Scotland: please explain!

Submitted by Matthew on 8 February, 2012 - 12:19

The editorial in Solidarity 231 seems to say:

1) We are against independence for Scotland because we favour larger units, etc.

2) However we are also in favour of breaking up the existing larger unit of the UK into three separate units (Scotland, Wales and England: a “democratic federal republic”);

3) Having broken the larger unit of the UK into the smaller units of Scotland, England and Wales, we then move the latter units back to a closer unity as fast as is compatible with the wishes of the population.

But the general principle enunciated in (1) is inconsistent with what is advocated in (2). And what is the point of (2) if the end goal is (3)? Leaving aside the issue of the monarchy, (3) basically exists already.

Please clarify.

Chris Stanley, Glasgow

Martin Thomas replies.

We want a unified, stateless, socialist world, with social rights and conditions levelled up globally (as far as possible: as Frederick Engels once wrote, people who live in the mountains will always have different conditions from plains-dwellers).

But socialists do not advocate the immediate amalgamation of all nations into a single, uniform political unit. In current conditions, and probably for a large period even after the victory of workers’ governments world-wide, that amalgamation would mean the domination of the better-equipped, larger nations over others.
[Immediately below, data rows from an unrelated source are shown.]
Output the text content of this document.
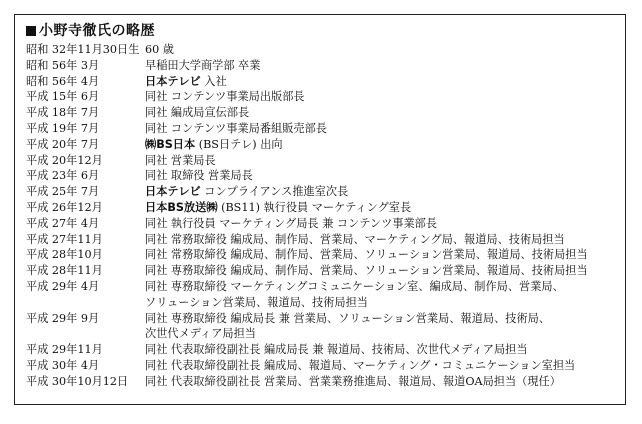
小野寺徹氏の略歴
昭和 32年11月30日生 60 歳
昭和 56年 3月	早稲田大学商学部 卒業
昭和 56年 4月	日本テレビ 入社
平成 15年 6月	同社 コンテンツ事業局出版部長
平成 18年 7月	同社 編成局宣伝部長
平成 19年 7月	同社 コンテンツ事業局番組販売部長
平成 20年 7月	㈱BS日本 (BS日テレ) 出向
平成 20年12月	同社 営業局長
平成 23年 6月	同社 取締役 営業局長
平成 25年 7月	日本テレビ コンプライアンス推進室次長
平成 26年12月	日本BS放送㈱ (BS11) 執行役員 マーケティング室長
平成 27年 4月	同社 執行役員 マーケティング局長 兼 コンテンツ事業部長
平成 27年11月	同社 常務取締役 編成局、制作局、営業局、マーケティング局、報道局、技術局担当
平成 28年10月	同社 常務取締役 編成局、制作局、営業局、ソリューション営業局、報道局、技術局担当
平成 28年11月	同社 専務取締役 編成局、制作局、営業局、ソリューション営業局、報道局、技術局担当
平成 29年 4月	同社 専務取締役 マーケティングコミュニケーション室、編成局、制作局、営業局、
ソリューション営業局、報道局、技術局担当
平成 29年 9月	同社 専務取締役 編成局長 兼 営業局、ソリューション営業局、報道局、技術局、
次世代メディア局担当
平成 29年11月	同社 代表取締役副社長 編成局長 兼 報道局、技術局、次世代メディア局担当
平成 30年 4月	同社 代表取締役副社長 編成局、報道局、マーケティング・コミュニケーション室担当
平成 30年10月12日	同社 代表取締役副社長 営業局、営業業務推進局、報道局、報道OA局担当（現任）
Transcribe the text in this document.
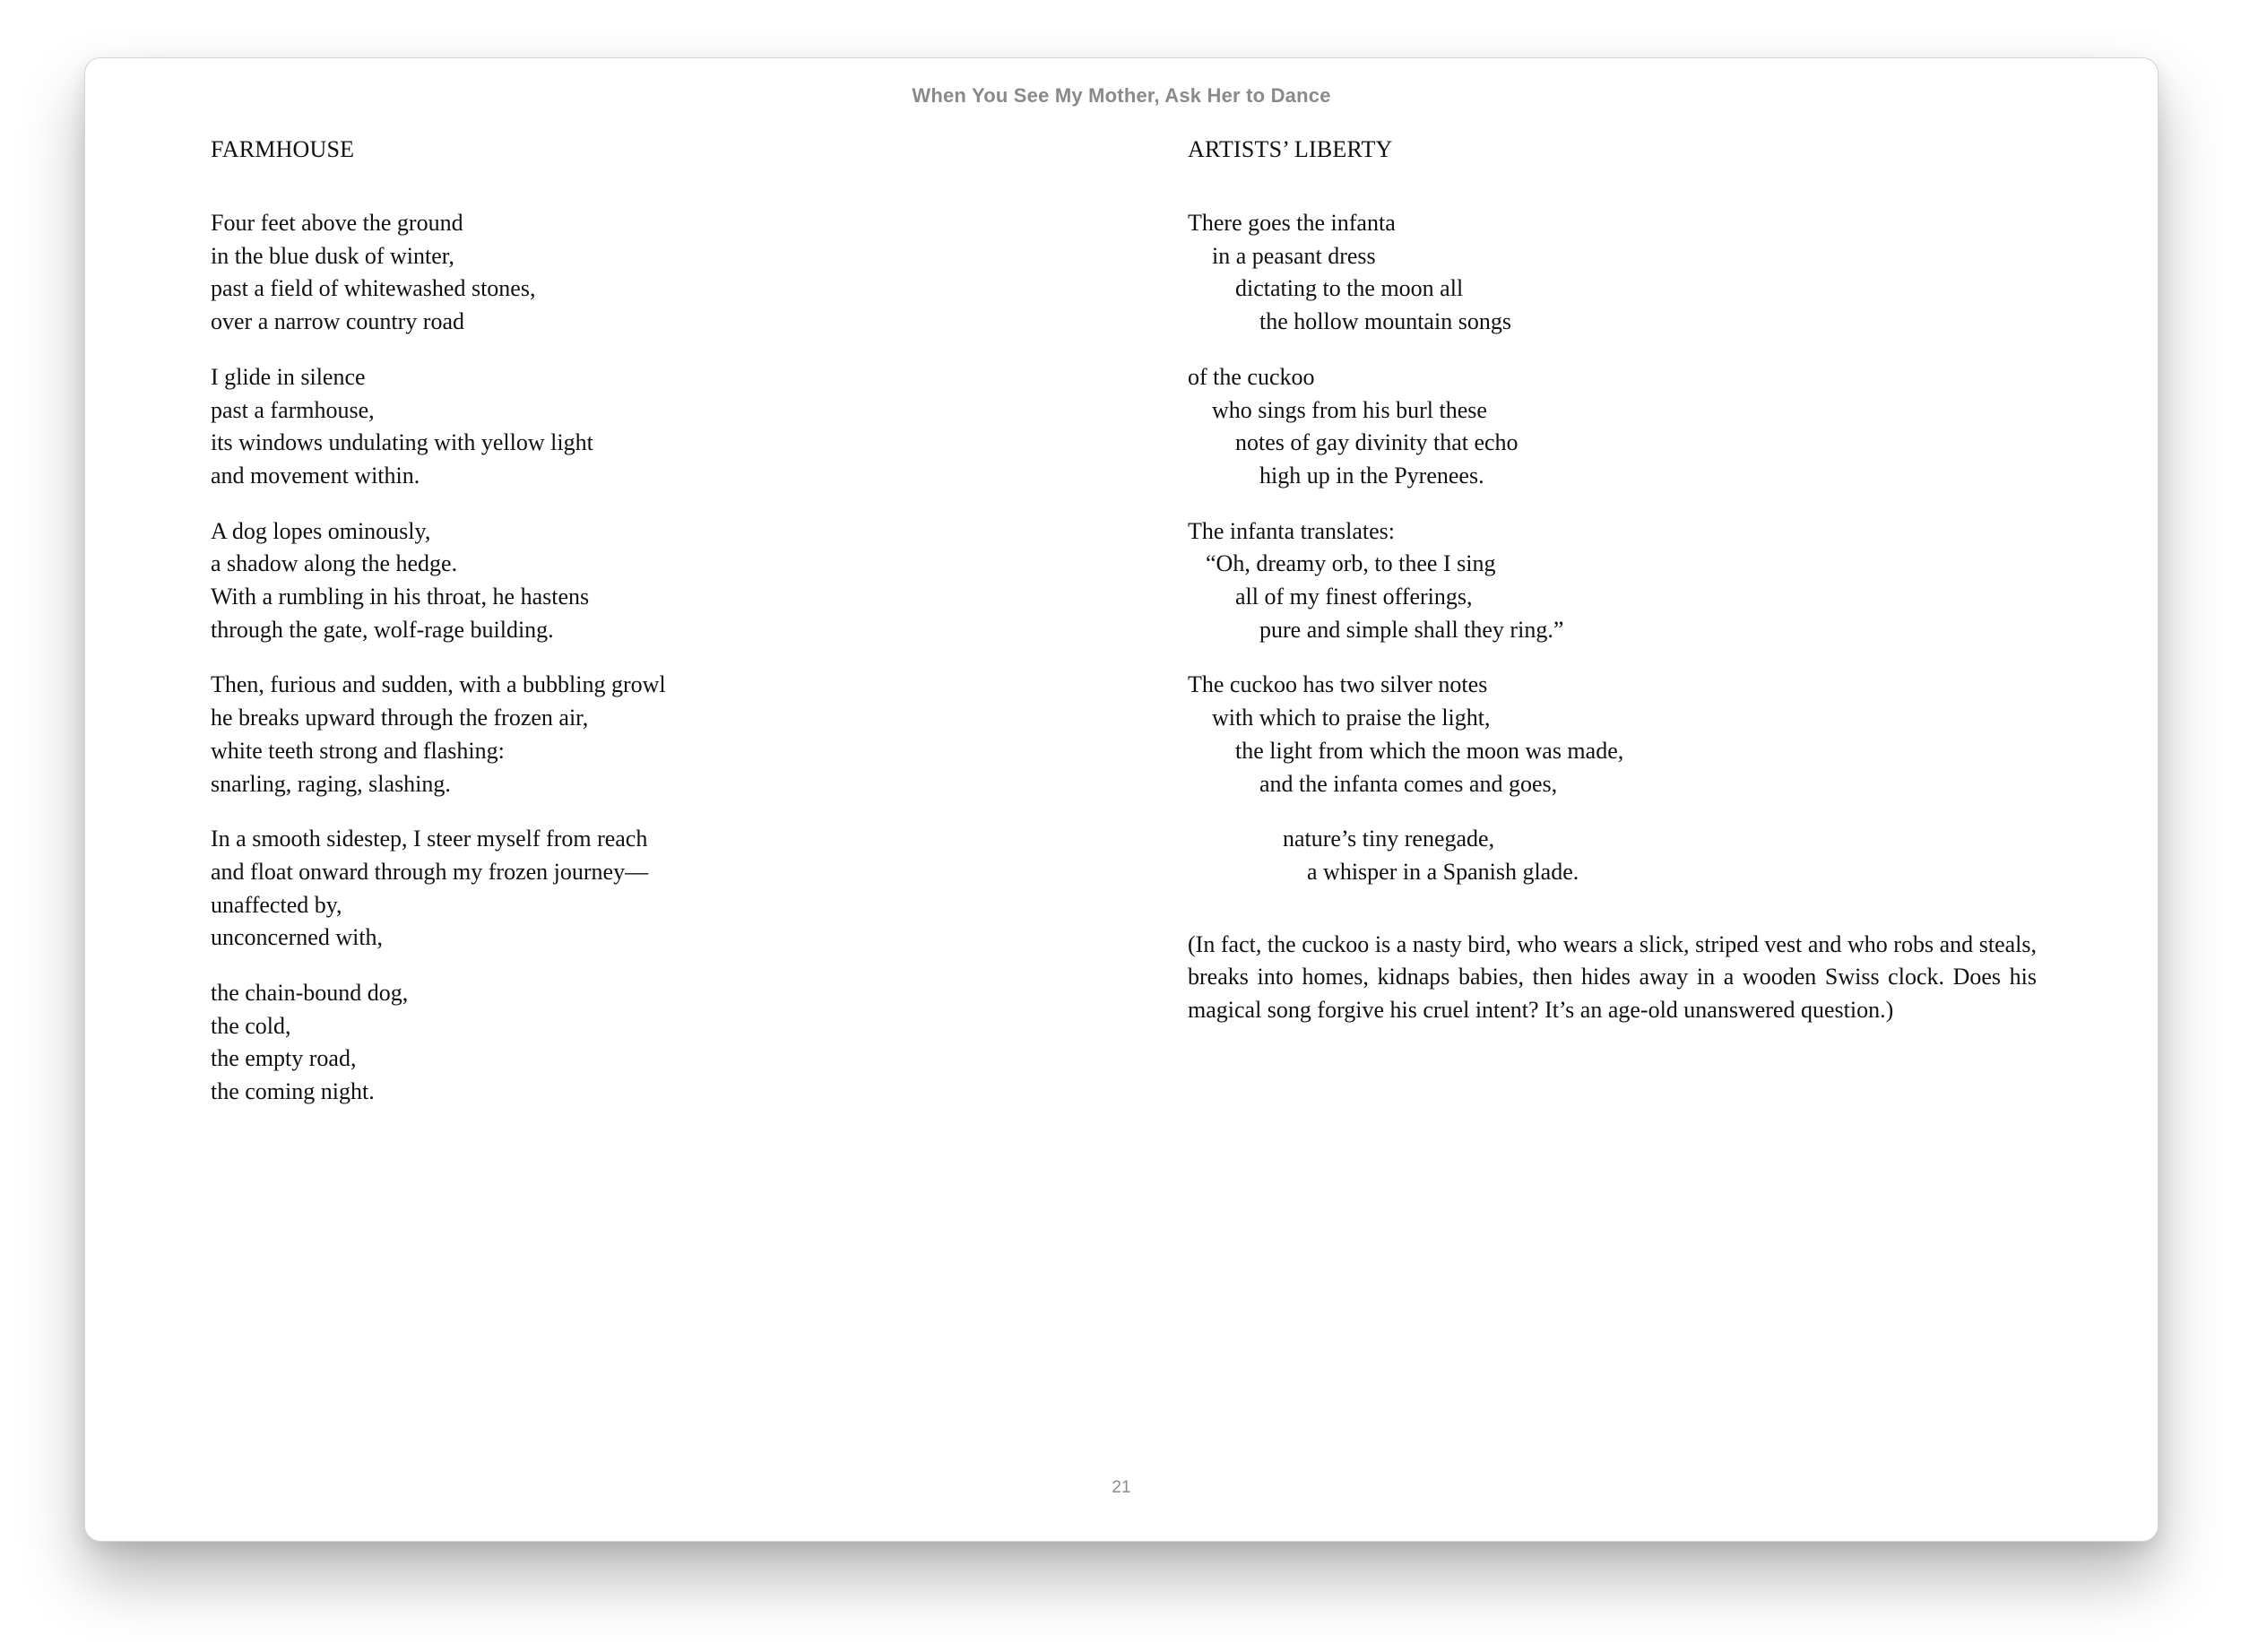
When You See My Mother, Ask Her to Dance
FARMHOUSE
Four feet above the ground
in the blue dusk of winter,
past a field of whitewashed stones,
over a narrow country road
I glide in silence
past a farmhouse,
its windows undulating with yellow light
and movement within.
A dog lopes ominously,
a shadow along the hedge.
With a rumbling in his throat, he hastens
through the gate, wolf-rage building.
Then, furious and sudden, with a bubbling growl
he breaks upward through the frozen air,
white teeth strong and flashing:
snarling, raging, slashing.
In a smooth sidestep, I steer myself from reach
and float onward through my frozen journey—
unaffected by,
unconcerned with,
the chain-bound dog,
the cold,
the empty road,
the coming night.
ARTISTS’ LIBERTY
There goes the infanta
in a peasant dress
dictating to the moon all
the hollow mountain songs
of the cuckoo
who sings from his burl these
notes of gay divinity that echo
high up in the Pyrenees.
The infanta translates:
“Oh, dreamy orb, to thee I sing
all of my finest offerings,
pure and simple shall they ring.”
The cuckoo has two silver notes
with which to praise the light,
the light from which the moon was made,
and the infanta comes and goes,
nature’s tiny renegade,
a whisper in a Spanish glade.
(In fact, the cuckoo is a nasty bird, who wears a slick, striped vest and who robs and steals, breaks into homes, kidnaps babies, then hides away in a wooden Swiss clock. Does his magical song forgive his cruel intent? It’s an age-old unanswered question.)
21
For now and for some time to come, we support independence for oppressed nations or nations at risk of oppression.

On the same principle, even when the disparity of resources and wealth between nations is small enough that we can back merger into a single state as an immediate move, we favour regional autonomy for distinct nationalities (i.e. a federal form of government), so as to reduce the risk not only of outright oppression but also even of friction and annoyance. Although none of the big nations of Europe is in broad historic terms oppressed, or at short-term risk of full-blown national oppression, we favour a federal union of those nations, not their immediate full amalgamation (“united states of Europe”).
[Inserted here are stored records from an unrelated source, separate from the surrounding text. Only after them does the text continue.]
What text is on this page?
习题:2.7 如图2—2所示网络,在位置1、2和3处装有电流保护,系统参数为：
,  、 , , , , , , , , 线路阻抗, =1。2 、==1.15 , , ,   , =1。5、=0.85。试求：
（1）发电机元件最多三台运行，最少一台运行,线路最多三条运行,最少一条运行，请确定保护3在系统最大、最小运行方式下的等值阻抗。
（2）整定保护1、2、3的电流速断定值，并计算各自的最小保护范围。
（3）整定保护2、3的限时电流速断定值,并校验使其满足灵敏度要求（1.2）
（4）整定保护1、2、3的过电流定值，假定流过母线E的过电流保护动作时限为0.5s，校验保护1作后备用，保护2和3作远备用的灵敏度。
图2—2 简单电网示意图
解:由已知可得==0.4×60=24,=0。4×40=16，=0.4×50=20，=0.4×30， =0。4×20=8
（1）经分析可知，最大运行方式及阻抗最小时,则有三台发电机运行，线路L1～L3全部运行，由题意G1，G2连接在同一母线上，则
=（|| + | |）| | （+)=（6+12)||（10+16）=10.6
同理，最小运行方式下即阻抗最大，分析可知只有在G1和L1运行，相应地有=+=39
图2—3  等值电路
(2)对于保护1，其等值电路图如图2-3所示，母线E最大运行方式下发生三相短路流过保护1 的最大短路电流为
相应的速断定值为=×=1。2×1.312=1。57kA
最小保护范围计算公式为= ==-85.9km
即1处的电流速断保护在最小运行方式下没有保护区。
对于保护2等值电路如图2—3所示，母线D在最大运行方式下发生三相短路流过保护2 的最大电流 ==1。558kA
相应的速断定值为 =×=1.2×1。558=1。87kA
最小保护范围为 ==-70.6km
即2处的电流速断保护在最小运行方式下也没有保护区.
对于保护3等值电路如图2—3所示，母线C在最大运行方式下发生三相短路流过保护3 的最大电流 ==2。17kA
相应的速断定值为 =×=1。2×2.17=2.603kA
The same applies for England and Scotland. For centuries Scotland has had a distinct legal and education system from England. We want a common system better than both the present English and the present Scottish system. But to translate our general historic aim of levelling up into an immediate demand for uniformity between Scotland and England would be quixotic. Now, and in the near future, because England is so much more populous than Scotland, it would mean putting Scotland under English rules, and doing that when on issues like university fees Scottish rules are less bad than English rules.

We don’t want to increase the differentiations and barriers between Scotland and England. But we do want a rational, democratic way of dealing with the differentiations which exist, and which it would be quixotic to try to abolish by immediate decree.

The old system where Scotland had separate rules, but they were all set by the same Westminster government which also set rules for England, was anomalous. So is the current system where separate Scottish rules are set by the Scottish parliament, but there is no broad federal framework. Better to have a federal framework. There would be overhead costs (federal institutions for England, or maybe for some chosen large regions of England), but the merits of regulating things according to general democratic principle rather than patched-up, anomaly-ridden makeshift outweigh them.

When advocating a reorganisation, obviously we advocate that it be democratic and republican: thus, democratic federal republic.

Within a democratic federal republic, we advocate “levelling-up”. We want fuller amalgamation as soon as the friction and annoyance that would be caused to the smaller nations by such amalgamation has been reduced by successive “levelling-up” to trivial proportions.